The data series is still too short to predict this reliably, but it is likely that there will be more heavy rains in Germany, while at the same time there will be more frequent droughts. It is noteworthy that “the drought years from 2018 to 2020 were unprecedented in 250 years,” the paper says. “There has not been a three-year summer drought of this magnitude in Central Europe since 1766.” In 2022, this trend continues in many regions.

According to data from the Leipzig Helmholtz Center for Environmental Research, large parts of Germany have experienced their sixth consecutive year of drought during the growing season. This affects not only agriculture, animals and plants, but also domestic shipping and thus industrial supply chains. Low water also means that power plants have had to reduce their output due to a lack of cooling water.

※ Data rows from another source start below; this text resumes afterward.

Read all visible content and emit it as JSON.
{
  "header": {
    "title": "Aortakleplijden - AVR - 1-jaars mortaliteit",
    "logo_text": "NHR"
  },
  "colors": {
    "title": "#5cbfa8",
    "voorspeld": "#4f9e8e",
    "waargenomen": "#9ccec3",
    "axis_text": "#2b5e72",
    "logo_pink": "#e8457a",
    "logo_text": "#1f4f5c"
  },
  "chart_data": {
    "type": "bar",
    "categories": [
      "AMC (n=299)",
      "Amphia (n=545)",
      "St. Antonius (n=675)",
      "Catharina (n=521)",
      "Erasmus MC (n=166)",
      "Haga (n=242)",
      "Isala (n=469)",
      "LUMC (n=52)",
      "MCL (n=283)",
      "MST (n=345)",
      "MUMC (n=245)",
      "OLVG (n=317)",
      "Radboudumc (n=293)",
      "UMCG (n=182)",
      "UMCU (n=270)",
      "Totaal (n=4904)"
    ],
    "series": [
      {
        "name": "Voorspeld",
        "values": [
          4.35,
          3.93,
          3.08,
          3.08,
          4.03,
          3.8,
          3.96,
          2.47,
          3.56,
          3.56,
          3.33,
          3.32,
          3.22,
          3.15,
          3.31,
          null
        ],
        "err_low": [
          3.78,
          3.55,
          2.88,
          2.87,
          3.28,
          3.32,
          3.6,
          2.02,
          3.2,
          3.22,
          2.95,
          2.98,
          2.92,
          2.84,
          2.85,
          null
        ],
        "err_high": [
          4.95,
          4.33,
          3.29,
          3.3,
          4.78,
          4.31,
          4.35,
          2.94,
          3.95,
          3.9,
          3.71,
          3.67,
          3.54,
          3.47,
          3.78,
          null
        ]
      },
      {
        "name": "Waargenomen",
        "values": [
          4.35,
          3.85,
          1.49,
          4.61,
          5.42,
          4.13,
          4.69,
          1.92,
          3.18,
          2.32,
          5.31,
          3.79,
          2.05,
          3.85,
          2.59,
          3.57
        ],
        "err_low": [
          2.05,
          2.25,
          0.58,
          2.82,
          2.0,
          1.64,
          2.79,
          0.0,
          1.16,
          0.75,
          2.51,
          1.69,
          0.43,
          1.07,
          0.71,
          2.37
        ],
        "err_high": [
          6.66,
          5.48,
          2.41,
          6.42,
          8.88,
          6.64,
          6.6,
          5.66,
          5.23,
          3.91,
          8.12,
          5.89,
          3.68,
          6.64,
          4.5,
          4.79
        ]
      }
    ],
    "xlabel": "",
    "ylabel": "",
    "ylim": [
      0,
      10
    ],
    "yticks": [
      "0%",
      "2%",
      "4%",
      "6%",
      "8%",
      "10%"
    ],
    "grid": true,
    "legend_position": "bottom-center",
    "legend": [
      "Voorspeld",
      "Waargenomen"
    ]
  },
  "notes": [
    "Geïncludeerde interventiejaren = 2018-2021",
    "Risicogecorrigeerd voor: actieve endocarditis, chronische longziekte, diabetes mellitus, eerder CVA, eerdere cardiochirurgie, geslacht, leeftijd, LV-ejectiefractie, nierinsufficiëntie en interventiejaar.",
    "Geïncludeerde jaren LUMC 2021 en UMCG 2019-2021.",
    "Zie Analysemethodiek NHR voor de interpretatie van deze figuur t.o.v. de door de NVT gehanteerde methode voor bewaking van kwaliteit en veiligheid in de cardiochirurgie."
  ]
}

Every tenth of a degree matters

The authors believe that the Paris Climate Agreement’s goal of limiting global warming to no more than 1.5 degrees, if possible, but certainly well below 2 degrees, is difficult to achieve. They wrote that under current policy guidelines, there would still be an increase of about 3 degrees by the end of the century. If all previous promises are kept, at best two degrees are possible.

However, they point out at the end of the paper that significant emissions reductions are possible, and that every tenth of a degree Celsius counts. For example, a storm surge, which statistically occurs every five hundred years on the North Sea coast near Cuxhaven, would occur once every hundred years at a temperature of 1.5 degrees, and every 33 years at a temperature rise of two degrees.